You are describing a most unusual situation. On one hand you describe a part of your life in which you are able to function well. You are able to maintain work and your social life as usual. You say that other than being tired you basically have a healthy and normal family life. On the other hand you report experiencing very serious psychological symptoms which include suicidal ideation, voices telling you to harm yourself and dissociation. You also have instances in which you are driven to purposely injure yourself as a way to cope (although you did not say what self injury specifically helps you cope with). What is unusual about your situation is that typically when an individual is experiencing the type of psychological disturbances you’ve described (i.e. self-injury, suicidal ideation, etc) these symptoms tend to permeate all aspects of their life, not just compartmentalized parts. You described being able to “fairly easily” ignore the symptoms and even wondered whether they are worth addressing. It’s almost as though you are experiencing two distinctly different realities.
If I were able to meet with you in person I’d have many questions about your experiences. I would be trying to ascertain the frequency and severity of your symptoms as well as explore more thoroughly the voices, self-injury and dissociation. Without having access to much more information about your situation it is difficult to know what exactly you are experiencing. The fact that you are able to ignore these symptoms indicates possibly one of several things: (1) the symptoms are infrequent and not severe; (2) you are not reacting appropriately to your symptoms and thus have misjudged the seriousness of your situation; or (3) you’re experiencing a high level of dissociation. Please know that this assessment is based on very little information and therefore may be incorrect. Also, there may be other possibilities to explain your symptoms that I have not mentioned here.
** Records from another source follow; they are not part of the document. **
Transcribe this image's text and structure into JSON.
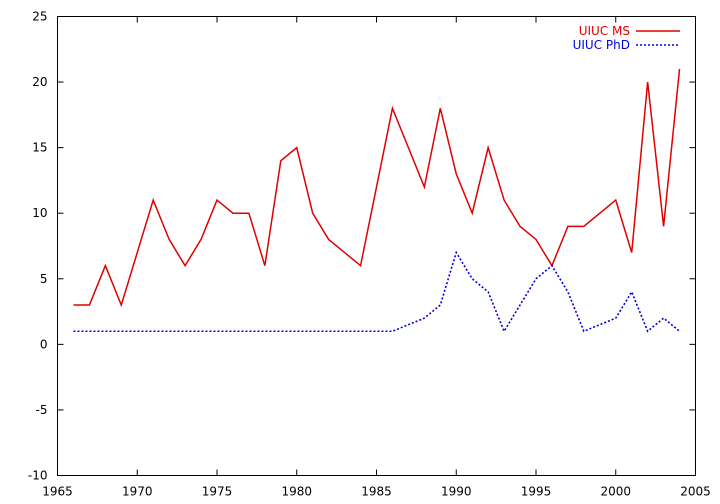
{
  "chart_data": {
    "type": "line",
    "title": "",
    "xlabel": "",
    "ylabel": "",
    "xlim": [
      1965,
      2005
    ],
    "ylim": [
      -10,
      25
    ],
    "xticks": [
      1965,
      1970,
      1975,
      1980,
      1985,
      1990,
      1995,
      2000,
      2005
    ],
    "yticks": [
      -10,
      -5,
      0,
      5,
      10,
      15,
      20,
      25
    ],
    "grid": false,
    "legend_position": "top-right",
    "x": [
      1966,
      1967,
      1968,
      1969,
      1970,
      1971,
      1972,
      1973,
      1974,
      1975,
      1976,
      1977,
      1978,
      1979,
      1980,
      1981,
      1982,
      1983,
      1984,
      1985,
      1986,
      1987,
      1988,
      1989,
      1990,
      1991,
      1992,
      1993,
      1994,
      1995,
      1996,
      1997,
      1998,
      1999,
      2000,
      2001,
      2002,
      2003,
      2004
    ],
    "series": [
      {
        "name": "UIUC MS",
        "color": "#e00000",
        "dash": "solid",
        "values": [
          3,
          3,
          6,
          3,
          7,
          11,
          8,
          6,
          8,
          11,
          10,
          10,
          6,
          14,
          15,
          10,
          8,
          7,
          6,
          12,
          18,
          15,
          12,
          18,
          13,
          10,
          15,
          11,
          9,
          8,
          6,
          9,
          9,
          10,
          11,
          7,
          20,
          9,
          21
        ]
      },
      {
        "name": "UIUC PhD",
        "color": "#0000e0",
        "dash": "dotted",
        "values": [
          1,
          1,
          1,
          1,
          1,
          1,
          1,
          1,
          1,
          1,
          1,
          1,
          1,
          1,
          1,
          1,
          1,
          1,
          1,
          1,
          1,
          1.5,
          2,
          3,
          7,
          5,
          4,
          1,
          3,
          5,
          6,
          4,
          1,
          1.5,
          2,
          4,
          1,
          2,
          1
        ]
      }
    ]
  }
}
Generally speaking you should never disregard self-injurious behavior, suicidal ideation, voices or dissociation. It may be easy to ignore these symptoms but I would never advise anyone to do so. You should be evaluated by a mental health professional. An evaluation is necessary to determine what if any treatment you should receive. What is good about your situation is that even though you seem to be experiencing serious psychological symptoms they have not affected your work, social or family life. This is very encouraging. To ensure that these aspects of your life remain uninterrupted please consider being evaluated by a mental health professional. Thanks for writing.